SAVAŞ VE BARIŞ

Abone Ol

Her savaş nihayetinde bir barış içindir. Savaş silahlı siyaset, siyaset ise silahsız savaştır. Savaşta kendisini kanıtlayanların barışta daha maharetli olacaklarından kuşku duyulmamalıdır. Bu bağlamda olası bir ateşkes ve barış sürecinde HAMAS’a güvenmek gerekir. Bu konuda müsterih olunmalıdır.

Aşağıda değinileceği gibi Yaser Arafat döneminde, işgalci rejim istilası; tamamıyla bir Kudüs, İslam ve Arap meselesinden çıkartılıp, Filistin - işgalci rejim savaşına indirgenmişti. Son dönemde ise sanki sadece bir HAMAS - Siyonist israil çatışmasına kadar düşürülmüştü. Fakat HAMAS özellikle de bu son manevrası ile tekrar Kudüs, Arap, İslam Dünyası ile işgalci Siyonist istilanın meselesi şekline çıkardı konuyu. Masada Türkiye ile beraber Katar, Suudi Arabistan, Mısır dolaylı olarak Ürdün vesaire Arap ve Müslüman ülkelerin olması müsbet olarak değerlendirilmelidir. Orta ve uzun vadede bunun ehemmiyeti daha da iyi anlaşılacaktır.

HAMAS’ın potansiyeli hakkında şu misal dikkate ve takdire şayandır. Bir HAMAS yetkilisinin şu tespiti, HAMAS ile işgalci rejim savaşının gidişatı ve sonucu hakkında bize yeterince fikir ve ümit veriyor.
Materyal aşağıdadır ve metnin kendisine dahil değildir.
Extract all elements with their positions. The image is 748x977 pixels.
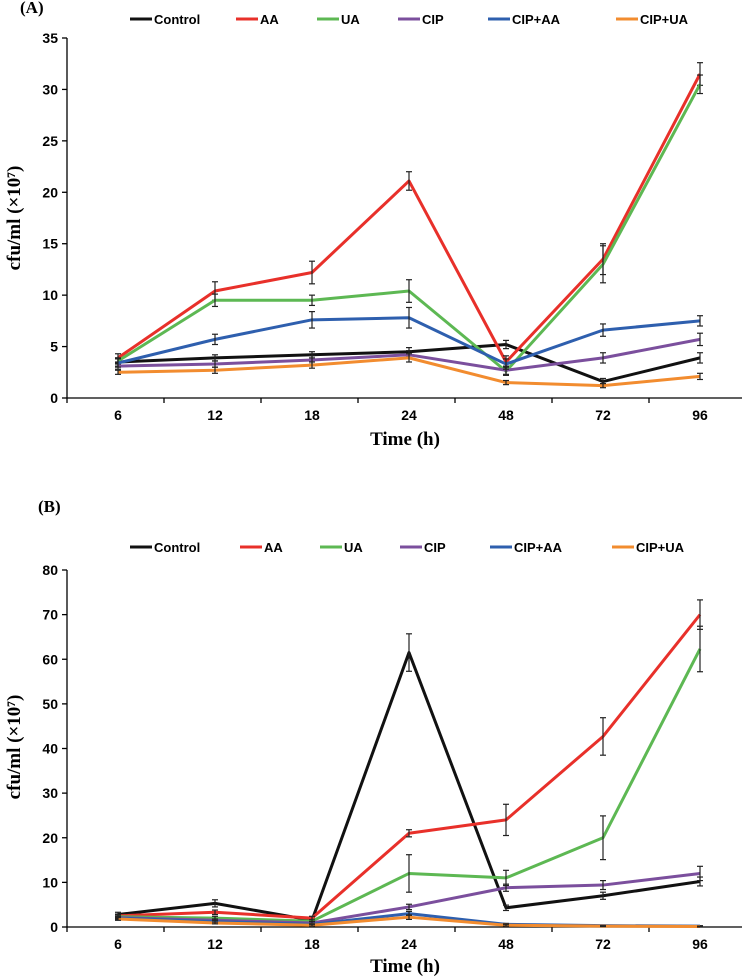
y-tick-label: 60: [42, 651, 58, 667]
y-tick-label: 30: [42, 81, 58, 97]
x-tick-label: 24: [401, 407, 417, 423]
legend-label: AA: [260, 12, 279, 27]
legend-label: Control: [154, 12, 200, 27]
legend-label: CIP+UA: [640, 12, 689, 27]
y-tick-label: 80: [42, 562, 58, 578]
x-tick-label: 48: [498, 407, 514, 423]
y-tick-label: 10: [42, 287, 58, 303]
series-cip-plus-aa: [115, 306, 703, 370]
y-tick-label: 0: [50, 390, 58, 406]
y-tick-label: 35: [42, 30, 58, 46]
series-ua: [115, 74, 703, 376]
x-tick-label: 24: [401, 936, 417, 952]
y-tick-label: 0: [50, 919, 58, 935]
x-tick-label: 12: [207, 936, 223, 952]
legend-label: CIP: [422, 12, 444, 27]
x-tick-label: 18: [304, 407, 320, 423]
x-tick-label: 12: [207, 407, 223, 423]
x-tick-label: 72: [595, 407, 611, 423]
x-tick-label: 6: [114, 407, 122, 423]
x-axis-label: Time (h): [370, 429, 440, 450]
x-axis-label: Time (h): [370, 956, 440, 977]
x-tick-label: 96: [692, 936, 708, 952]
chart-panel-a: (A) Control AA UA CIP CIP+AA CIP+UA 0 5 10 15 20 25 3…: [4, 0, 742, 450]
legend-label: CIP+AA: [514, 540, 563, 555]
y-tick-label: 25: [42, 133, 58, 149]
legend-label: CIP: [424, 540, 446, 555]
y-tick-label: 5: [50, 339, 58, 355]
legend-label: UA: [344, 540, 363, 555]
series-cip-plus-ua: [115, 353, 703, 389]
x-tick-label: 18: [304, 936, 320, 952]
y-tick-label: 20: [42, 184, 58, 200]
x-tick-label: 72: [595, 936, 611, 952]
y-tick-label: 20: [42, 830, 58, 846]
panel-label: (B): [38, 497, 61, 516]
panel-label: (A): [20, 0, 44, 17]
y-axis-label: cfu/ml (×10⁷): [4, 166, 25, 271]
series-cip-plus-ua: [115, 914, 703, 929]
chart-panel-b: (B) Control AA UA CIP CIP+AA CIP+UA 0 10 20 30 40 50…: [4, 497, 742, 977]
y-tick-label: 30: [42, 785, 58, 801]
y-axis-label: cfu/ml (×10⁷): [4, 695, 25, 800]
legend-label: CIP+UA: [636, 540, 685, 555]
legend-label: AA: [264, 540, 283, 555]
y-tick-label: 10: [42, 874, 58, 890]
y-tick-label: 40: [42, 741, 58, 757]
legend-label: Control: [154, 540, 200, 555]
legend-label: CIP+AA: [512, 12, 561, 27]
x-tick-label: 48: [498, 936, 514, 952]
y-tick-label: 50: [42, 696, 58, 712]
x-tick-label: 6: [114, 936, 122, 952]
y-tick-label: 70: [42, 607, 58, 623]
legend-label: UA: [341, 12, 360, 27]
y-tick-label: 15: [42, 236, 58, 252]
x-tick-label: 96: [692, 407, 708, 423]
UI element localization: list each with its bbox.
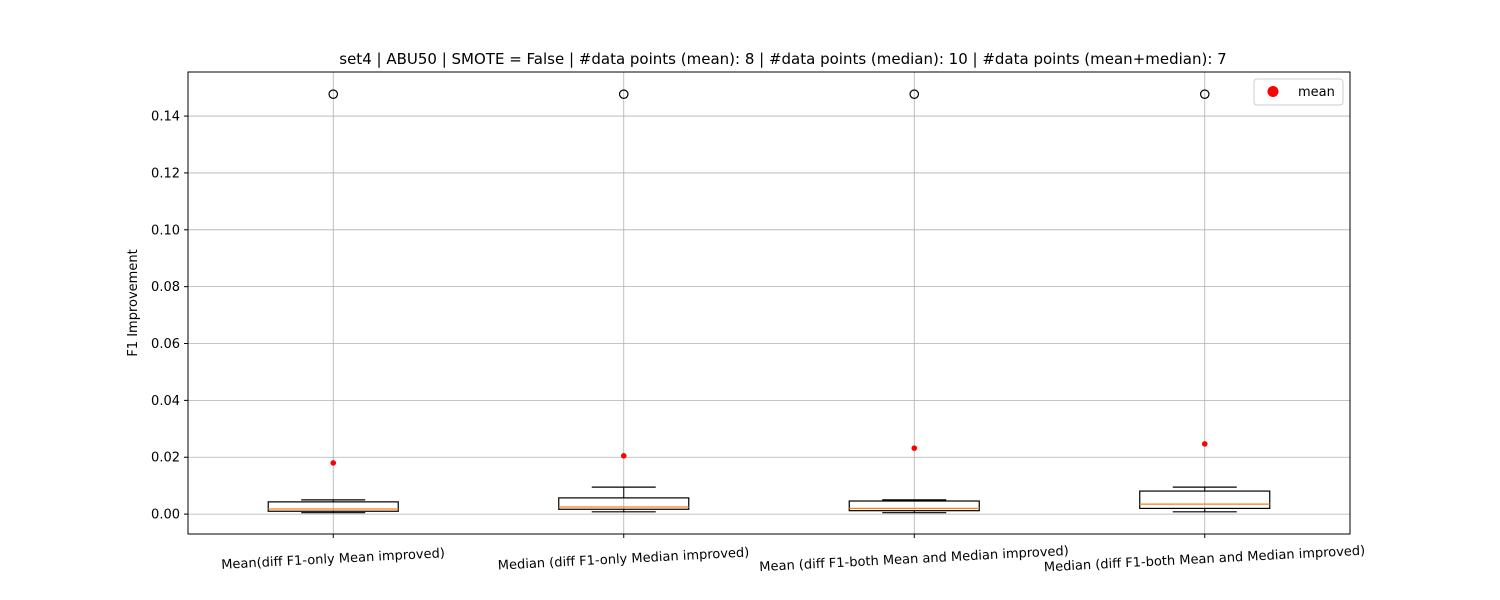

.” (O zaman 600. günlerdi.) El hak öyleydi.

Gelinen noktada ABD Başkanı Trump’ın sözcülüğünde ve gözcülüğünde görülse bile bir ateşkes ve barış süreci gündeme geldi. Elbette ki son şekli olmamakla beraber olumlu ve olumsuz yönleri mevcuttur. 2 taraf arasında cereyan eden bir meseleye dair bir yol haritası hiçbir zaman ilk başlangıçta 2 tarafı da memnun edecek içerikte olamaz. Buna rağmen sürecin içinde görünen Katar, Suudi Arabistan, Mısır ve Türkiye başta olmak üzere pek çok Dünya Devleti tarafından olumlu karşılandı. (Planın detayları yeterince medyada yer aldığı için burada değinilmeyecektir.)

HAMAS yetkilileri de çekinceleri ile beraber bir ön adım olarak en azından ret etmediler, sürece dâhil olacaklarını deklare ettiler. Ama hiç kuşkunuz olmasın ki işgal rejimi bu süreci açıktan reddetmemesine rağmen sabote edecektir. Çünkü farklı bir ajandası vardır.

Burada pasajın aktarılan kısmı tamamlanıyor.